The most aggravating bit by far, though, has been #2: Front and back matter. Introduction and author’s notes are not part of the body text and shouldn’t be treated as such. LaTeX knows how to do this natively. HTML/epub doesn’t, I don’t think, but it can be faked pretty easily. The trouble is, Markdown does not have any syntax for distinguishing “types of section” other than heading level, as far as I can tell, and heading level does not do what I want. Markdown is simply a less powerful language than LaTeX. Which is fine, it wasn’t intended for the same purpose, but it’s giving me trouble now. You can’t generate correct output when the necessary information to build it isn’t there.

Of course, the simplest solution is to just pick one output format, HTML, and stick with it. Do whatever magic is required to get that one right, and ignore the others. Given that I’m writing for a relatively small audience that would be defensible. But I don’t like it. I care about the format I read things in and I expect other people to do the same, even if they don’t think about it in those terms, even if my readership is miniscule. This is me being polite to the Internet.
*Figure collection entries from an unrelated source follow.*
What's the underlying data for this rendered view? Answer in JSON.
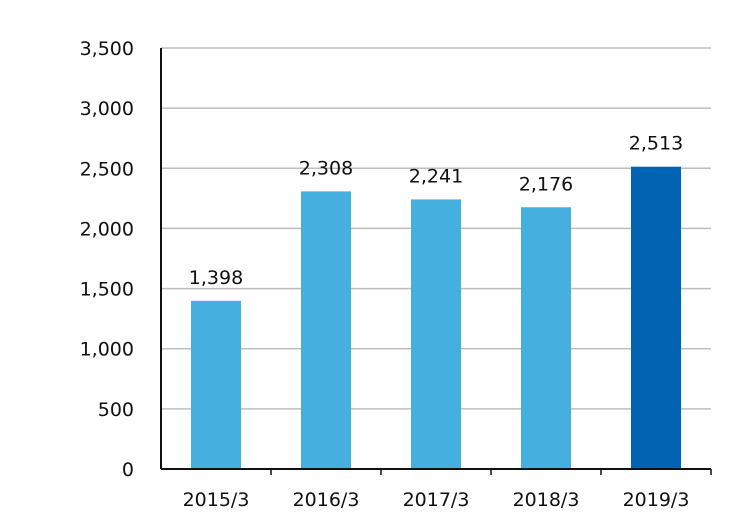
{
  "chart_data": {
    "type": "bar",
    "title": "",
    "xlabel": "",
    "ylabel": "",
    "categories": [
      "2015/3",
      "2016/3",
      "2017/3",
      "2018/3",
      "2019/3"
    ],
    "values": [
      1398,
      2308,
      2241,
      2176,
      2513
    ],
    "data_labels": [
      "1,398",
      "2,308",
      "2,241",
      "2,176",
      "2,513"
    ],
    "ylim": [
      0,
      3500
    ],
    "yticks": [
      0,
      500,
      1000,
      1500,
      2000,
      2500,
      3000,
      3500
    ],
    "ytick_labels": [
      "0",
      "500",
      "1,000",
      "1,500",
      "2,000",
      "2,500",
      "3,000",
      "3,500"
    ],
    "grid": true,
    "legend": "none",
    "colors": {
      "bar": "#45afdf",
      "highlight_bar": "#0064b2",
      "grid": "#bdbdbd",
      "axis": "#111111"
    },
    "highlight_index": 4
  }
}
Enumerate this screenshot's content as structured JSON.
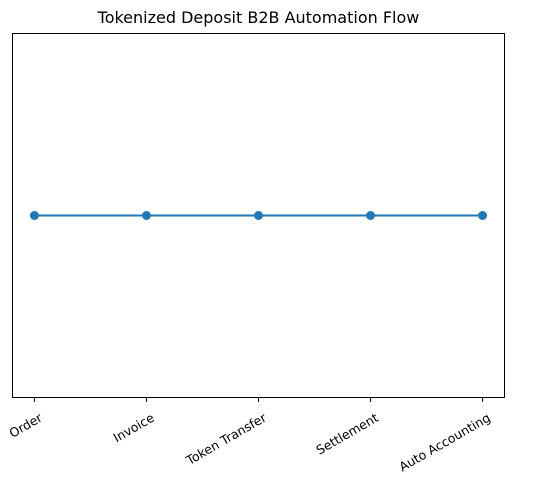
{
  "chart_data": {
    "type": "line",
    "title": "Tokenized Deposit B2B Automation Flow",
    "xlabel": "",
    "ylabel": "",
    "categories": [
      "Order",
      "Invoice",
      "Token Transfer",
      "Settlement",
      "Auto Accounting"
    ],
    "series": [
      {
        "values": [
          1,
          1,
          1,
          1,
          1
        ],
        "color": "#1f77b4",
        "marker": "circle"
      }
    ],
    "ylim": [
      0.9,
      1.1
    ],
    "yticks_visible": false,
    "grid": false,
    "xtick_rotation_deg": 30
  }
}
For my current project, I’m probably going to hand-hack the ToC for each version. I don’t need to change the ToC to change body text, so it achieves my goal of not having to go through a laborious export process just to fix typos. In the long run, though, this may be an argument for ditching Markdown for future projects. I’m considering switching to AsciiDoc, or perhaps reStructuredText. I want support for more complex documents while maintaining simplicity of composition; Google suggests those two may suit.